As the old adage says, “What you don’t know can kill you.”   I offer a solution in the last paragraph but think about this. You shake someone’s hand who is beginning a cold and before you know it you too have a cold. You can’t see salmonella in your food or E.coli in the water but both will make you sick.  We don’t know if there are germs on the door handles, on the elevator buttons or the shopping cart we push around at the supermarket but they can all harm us. So obviously the saying holds a huge element of truth.

Without knowing all sides to the issues we often have to make choices. Think of medical concerns we face. A friend of ours diagnosed with cancer refused chemotherapy and for him it was the best thing. Another friend had chemotherapy and radiation, the cancer went into remission and it has probably added some years to his life. In such circumstances we should be asking many questions of the medical profession. We should seek to know all the implications and likely scenarios. It is the only way we will know what we don’t know.

We make decisions all day and every day, some good, some bad, many without having to think too much about them. My wife and I were invited to view a newly renovated house recently.
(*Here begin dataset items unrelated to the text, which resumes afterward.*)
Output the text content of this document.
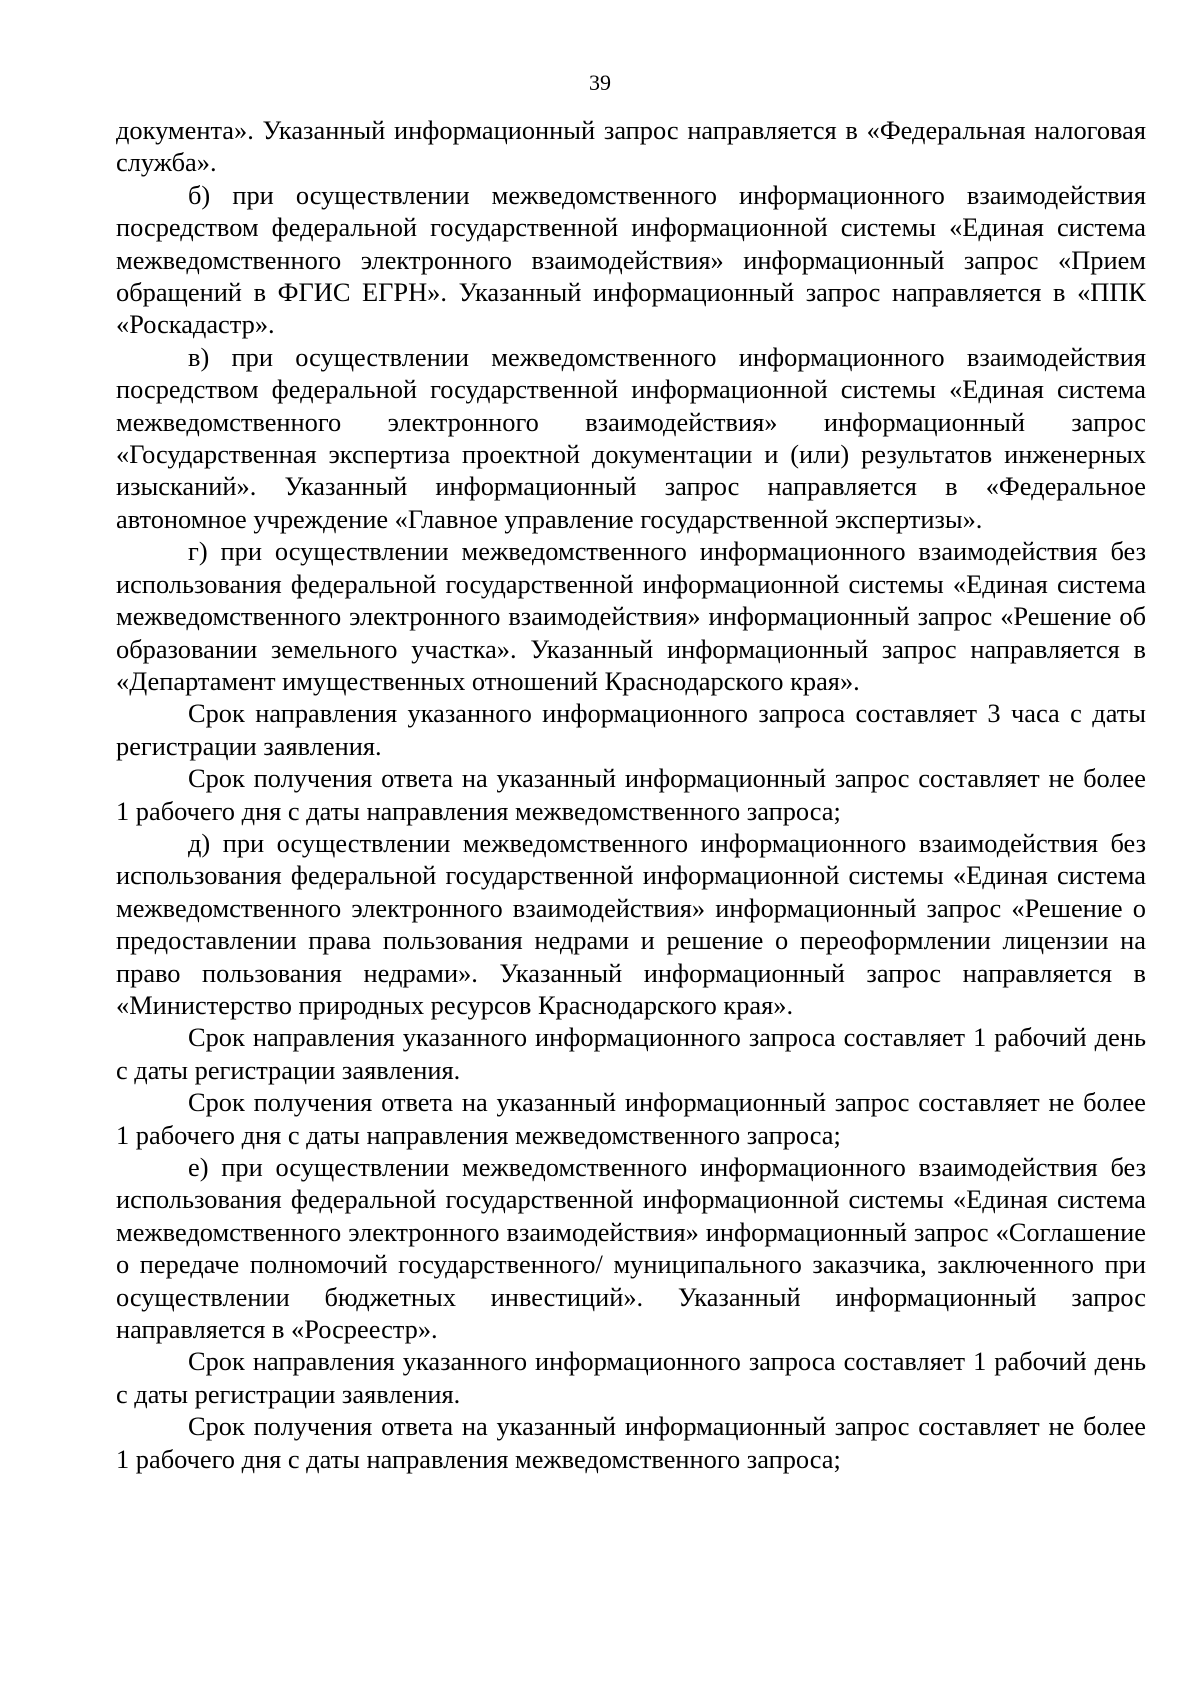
39

документа». Указанный информационный запрос направляется в «Федеральная налоговая служба».

б) при осуществлении межведомственного информационного взаимодействия посредством федеральной государственной информационной системы «Единая система межведомственного электронного взаимодействия» информационный запрос «Прием обращений в ФГИС ЕГРН». Указанный информационный запрос направляется в «ППК «Роскадастр».

в) при осуществлении межведомственного информационного взаимодействия посредством федеральной государственной информационной системы «Единая система межведомственного электронного взаимодействия» информационный запрос «Государственная экспертиза проектной документации и (или) результатов инженерных изысканий». Указанный информационный запрос направляется в «Федеральное автономное учреждение «Главное управление государственной экспертизы».

г) при осуществлении межведомственного информационного взаимодействия без использования федеральной государственной информационной системы «Единая система межведомственного электронного взаимодействия» информационный запрос «Решение об образовании земельного участка». Указанный информационный запрос направляется в «Департамент имущественных отношений Краснодарского края».

Срок направления указанного информационного запроса составляет 3 часа с даты регистрации заявления.

Срок получения ответа на указанный информационный запрос составляет не более 1 рабочего дня с даты направления межведомственного запроса;

д) при осуществлении межведомственного информационного взаимодействия без использования федеральной государственной информационной системы «Единая система межведомственного электронного взаимодействия» информационный запрос «Решение о предоставлении права пользования недрами и решение о переоформлении лицензии на право пользования недрами». Указанный информационный запрос направляется в «Министерство природных ресурсов Краснодарского края».

Срок направления указанного информационного запроса составляет 1 рабочий день с даты регистрации заявления.

Срок получения ответа на указанный информационный запрос составляет не более 1 рабочего дня с даты направления межведомственного запроса;

е) при осуществлении межведомственного информационного взаимодействия без использования федеральной государственной информационной системы «Единая система межведомственного электронного взаимодействия» информационный запрос «Соглашение о передаче полномочий государственного/ муниципального заказчика, заключенного при осуществлении бюджетных инвестиций». Указанный информационный запрос направляется в «Росреестр».

Срок направления указанного информационного запроса составляет 1 рабочий день с даты регистрации заявления.

Срок получения ответа на указанный информационный запрос составляет не более 1 рабочего дня с даты направления межведомственного запроса;
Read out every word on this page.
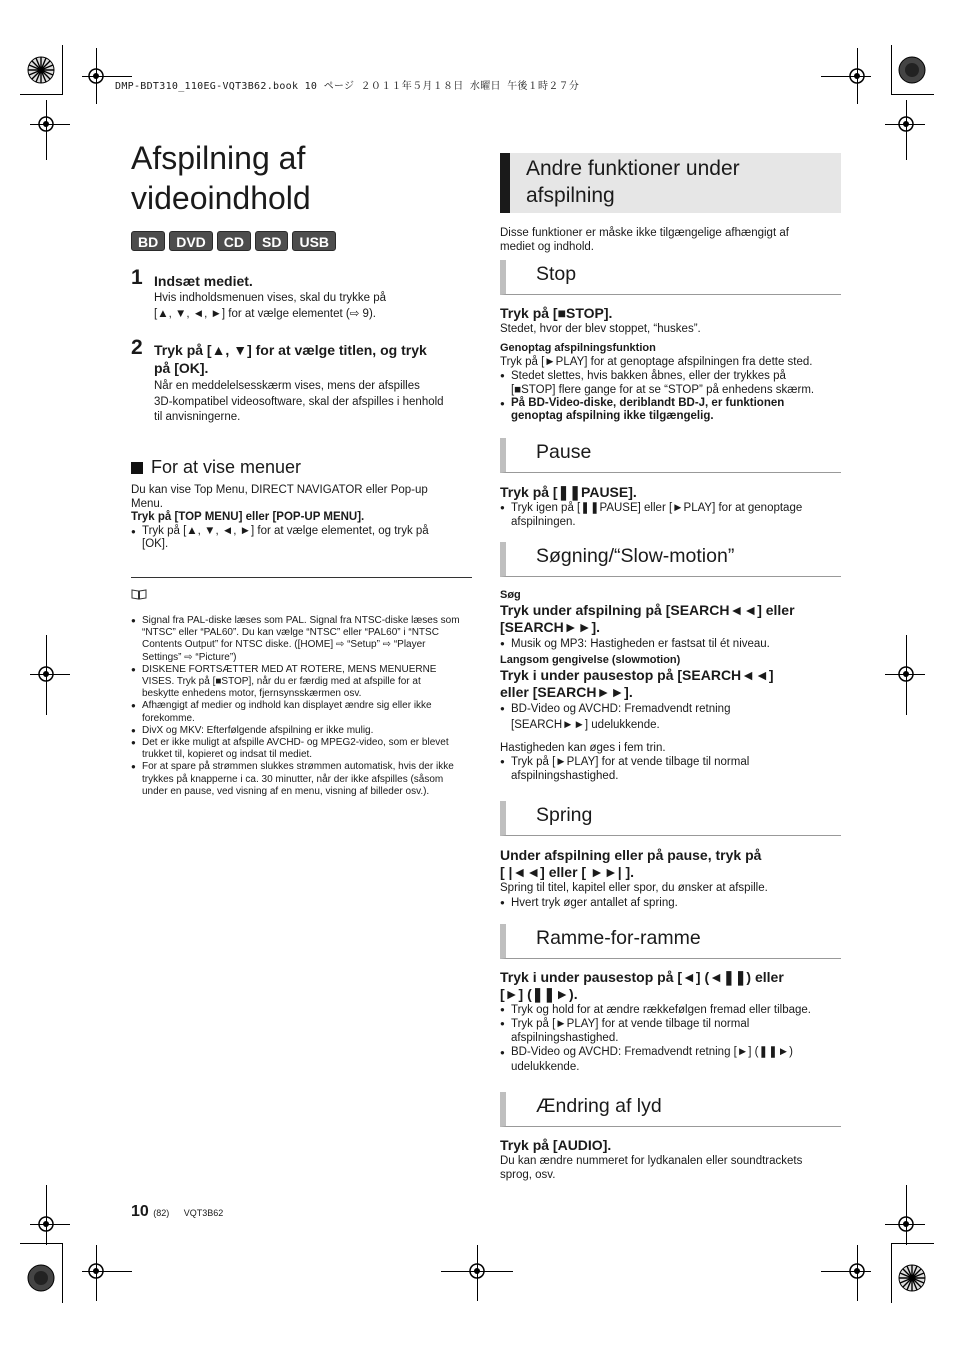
DMP-BDT310_110EG-VQT3B62.book 10 ページ ２０１１年５月１８日 水曜日 午後１時２７分
Afspilning af
videoindhold
BD	DVD	CD	SD	USB
1 Indsæt mediet.
Hvis indholdsmenuen vises, skal du trykke på
[▲, ▼, ◄, ►] for at vælge elementet (⇨ 9).
2 Tryk på [▲, ▼] for at vælge titlen, og tryk
på [OK].
Når en meddelelsesskærm vises, mens der afspilles
3D-kompatibel videosoftware, skal der afspilles i henhold
til anvisningerne.
For at vise menuer
Du kan vise Top Menu, DIRECT NAVIGATOR eller Pop-up
Menu.
Tryk på [TOP MENU] eller [POP-UP MENU].
● Tryk på [▲, ▼, ◄, ►] for at vælge elementet, og tryk på
[OK].
● Signal fra PAL-diske læses som PAL. Signal fra NTSC-diske læses som
“NTSC” eller “PAL60”. Du kan vælge “NTSC” eller “PAL60” i “NTSC
Contents Output” for NTSC diske. ([HOME] ⇨ “Setup” ⇨ “Player
Settings” ⇨ “Picture”)
● DISKENE FORTSÆTTER MED AT ROTERE, MENS MENUERNE
VISES. Tryk på [■STOP], når du er færdig med at afspille for at
beskytte enhedens motor, fjernsynsskærmen osv.
● Afhængigt af medier og indhold kan displayet ændre sig eller ikke
forekomme.
● DivX og MKV: Efterfølgende afspilning er ikke mulig.
● Det er ikke muligt at afspille AVCHD- og MPEG2-video, som er blevet
trukket til, kopieret og indsat til mediet.
● For at spare på strømmen slukkes strømmen automatisk, hvis der ikke
trykkes på knapperne i ca. 30 minutter, når der ikke afspilles (såsom
under en pause, ved visning af en menu, visning af billeder osv.).
Andre funktioner under
afspilning
Disse funktioner er måske ikke tilgængelige afhængigt af
mediet og indhold.
Stop
Tryk på [■STOP].
Stedet, hvor der blev stoppet, “huskes”.
Genoptag afspilningsfunktion
Tryk på [►PLAY] for at genoptage afspilningen fra dette sted.
● Stedet slettes, hvis bakken åbnes, eller der trykkes på
[■STOP] flere gange for at se “STOP” på enhedens skærm.
● På BD-Video-diske, deriblandt BD-J, er funktionen
genoptag afspilning ikke tilgængelig.
Pause
Tryk på [❚❚PAUSE].
● Tryk igen på [❚❚PAUSE] eller [►PLAY] for at genoptage
afspilningen.
Søgning/“Slow-motion”
Søg
Tryk under afspilning på [SEARCH◄◄] eller
[SEARCH►►].
● Musik og MP3: Hastigheden er fastsat til ét niveau.
Langsom gengivelse (slowmotion)
Tryk i under pausestop på [SEARCH◄◄]
eller [SEARCH►►].
● BD-Video og AVCHD: Fremadvendt retning
[SEARCH►►] udelukkende.
Hastigheden kan øges i fem trin.
● Tryk på [►PLAY] for at vende tilbage til normal
afspilningshastighed.
Spring
Under afspilning eller på pause, tryk på
[ |◄◄] eller [ ►►| ].
Spring til titel, kapitel eller spor, du ønsker at afspille.
● Hvert tryk øger antallet af spring.
Ramme-for-ramme
Tryk i under pausestop på [◄] (◄❚❚) eller
[►] (❚❚►).
● Tryk og hold for at ændre rækkefølgen fremad eller tilbage.
● Tryk på [►PLAY] for at vende tilbage til normal
afspilningshastighed.
● BD-Video og AVCHD: Fremadvendt retning [►] (❚❚►)
udelukkende.
Ændring af lyd
Tryk på [AUDIO].
Du kan ændre nummeret for lydkanalen eller soundtrackets
sprog, osv.
10 (82) VQT3B62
It meant climbing two lots of steep stairs. Suffering from Parkinson’s that would have been very difficult for my wife, but not impossible. She would have needed help getting up the stairs and even more help coming down. The risk of falling was out of proportion to being left with a mental image of the renovated place. More than one person could have finished up in hospital. Some decisions are no brainers!

However, there are more critical issues which affect the whole family. Should we move house, should I change my job, how can I better provide for my family, and other similar crucial issues. Many of us faced those hard questions when we moved to this country. I know from personal communication that some of you are facing some tough situations right now. I feel for you. It is very hard, especially when you so desperately want to make the right decision and do the right thing. Unfortunately we often have to make choices or decisions just with the information we have to hand. It is here where your “gut feeling” often comes into play.

What I would say is this. Make those decisions with care. Try to check out all aspects from every possible angle, especially the affect upon your family and others impacted by your choice. Get to know what you don’t know about the road ahead. It takes courage to move forward without all the knowledge we might wish for but move forward we do, and invariably we are glad we did. It is always good to seek counsel from trusted friends who have your interest at heart. An outside objective view will go a long way to clear away the fog hanging over a difficult decision.

Christians should have an advantage with prayer and the guidance of God. It should give some clarity to the way ahead. However, sometimes we are anxious to act and maybe a little impatient in waiting for an answer. It reminds me of the person who said, “Give me patience Lord but hurry up about it!”

I know life choices and big decisions are serious but let me conclude with a more lighthearted consideration. Because it is true that what we don’t know can harm us, we need to get to know what we don’t know then we will know what we don’t know and what we don’t know can’t hurt us anymore. Now there’s your thought for the day!